The film won Best Film, Best Director, Best Supporting Actor, Best Supporting Actress, Best Cinematography and Best Production Design at the 2011 African Movie Academy Awards. In addition to this, the film also won best African film at the 2011 MTV Movie Awards, Best Feature Film at the 2011 Pan African Film Festival and was official selection for the 2010 Toronto Film Festival, 2011 Berlin International Film Festival and the 2011 South by Southwest Film Festival.
Viva Riva! presents the modern Congo in the only way possible – through a crime story. Riva (played by Patsha Bay Mukuna in his debut role) is a small time operator who has just returned to his hometown of Kinshasa, Congo after a decade away with a major score: a fortune in hijacked gasoline. Wads of cash in hand and out for a good time, Riva is soon entranced by beautiful night club denizen Nora, the kept woman of a local gangster. Into the mix comes an Angolan crime lord relentlessly seeking the return of his stolen shipment of gasoline.
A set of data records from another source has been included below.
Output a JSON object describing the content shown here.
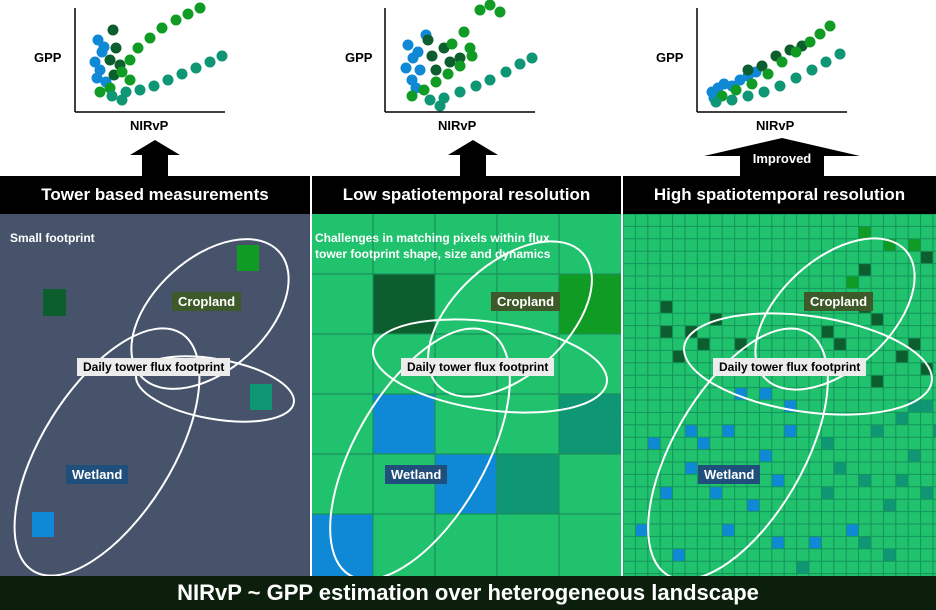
{
  "colors": {
    "panel1_bg": "#46536a",
    "panel_green": "#20c26e",
    "dark_green": "#0d5e2e",
    "mid_green": "#109c24",
    "blue": "#0f88d6",
    "teal": "#0f9675",
    "header_bg": "#000000",
    "footer_bg": "#0c1f0c"
  },
  "scatter_plots": [
    {
      "ylabel": "GPP",
      "xlabel": "NIRvP"
    },
    {
      "ylabel": "GPP",
      "xlabel": "NIRvP"
    },
    {
      "ylabel": "GPP",
      "xlabel": "NIRvP"
    }
  ],
  "arrow3_label": "Improved",
  "headers": [
    "Tower based measurements",
    "Low spatiotemporal resolution",
    "High spatiotemporal resolution"
  ],
  "panel1": {
    "note": "Small footprint",
    "cropland": "Cropland",
    "footprint": "Daily tower flux footprint",
    "wetland": "Wetland"
  },
  "panel2": {
    "note_line1": "Challenges in matching pixels within flux",
    "note_line2": "tower footprint shape, size and dynamics",
    "cropland": "Cropland",
    "footprint": "Daily tower flux footprint",
    "wetland": "Wetland"
  },
  "panel3": {
    "cropland": "Cropland",
    "footprint": "Daily tower flux footprint",
    "wetland": "Wetland"
  },
  "footer": "NIRvP ~ GPP estimation over heterogeneous landscape"
}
“In making Viva Riva! I wanted to find a new way to talk about life in Kinshasa today - to describe how my hometown works and how it doesn't work. I also felt the time was right to depict aspects of life in the capital that everyone knows exist but no one has ever talked about publicly”. Director Djo Tunda Wa Munga.
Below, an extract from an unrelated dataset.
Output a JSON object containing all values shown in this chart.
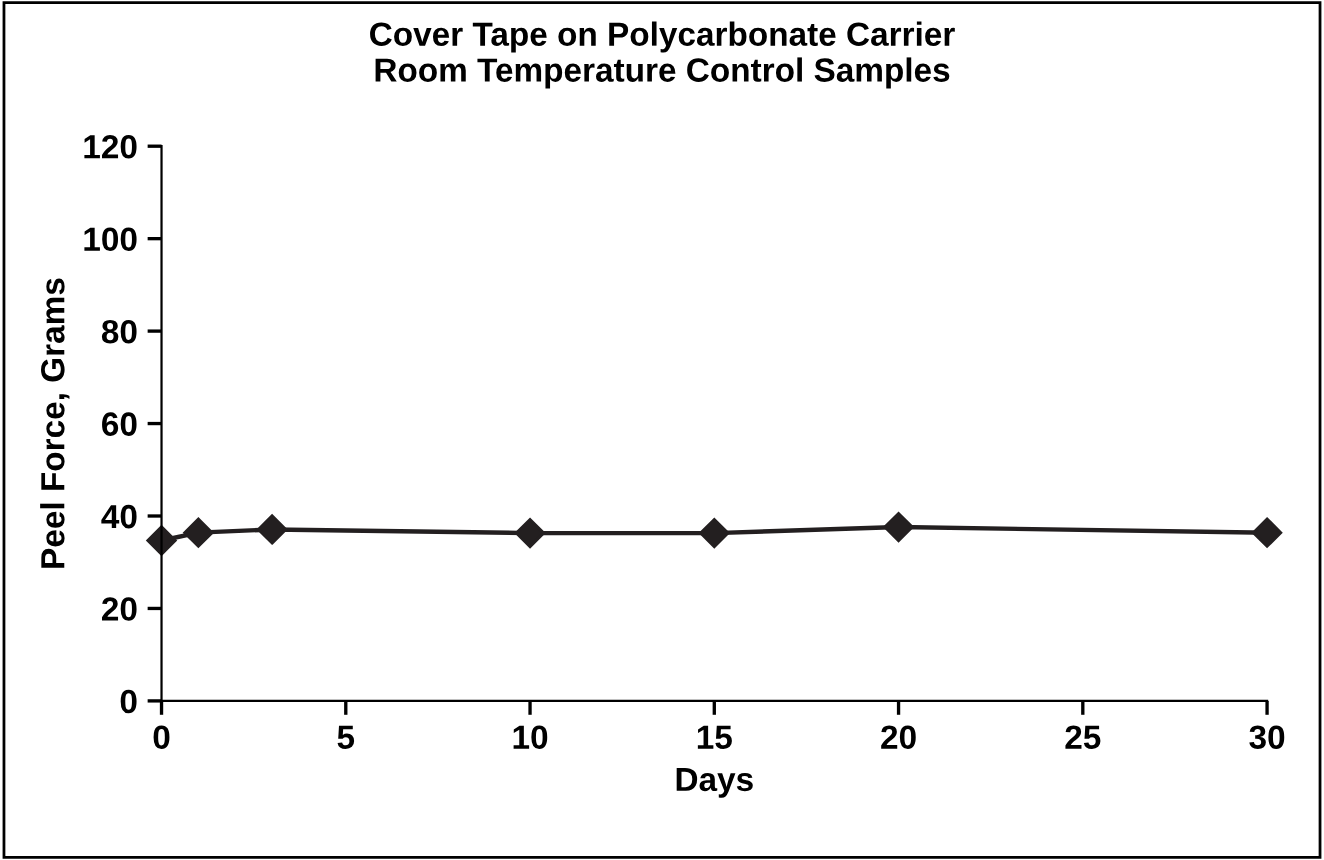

“The film dives into its depiction of tough situations so forthrightly that we hope it will help sweep away some of the old school perceptions of Africa and African art. Our aim was simply to work without fear or shame of who we are and the issues we face today.” Director Djo Tunda Wa Munga.
Not only is the situational background of the film unusual, but the technical background is to be admired. The film was shot entirely using Canon 5Ds, a prosumer camera designed primarily to take stills. Furthermore, director Munga trained the crew personally, and the seeds he sowed to create a film industry in the Congo have lead to Viva Riva! becoming the first ever Congolese film to see a release in the USA.
The privilege of screening such a historically valuable film has not been lost on festival director Casey Marshall Siemer, “What a privilege to be screening such an exciting film from the Congo. It is quite unlike any action film I have seen before. It gave me an exhilarating look at the Kinshasa underworld. Djo Tunda Wa Munga is certainly a director to follow.”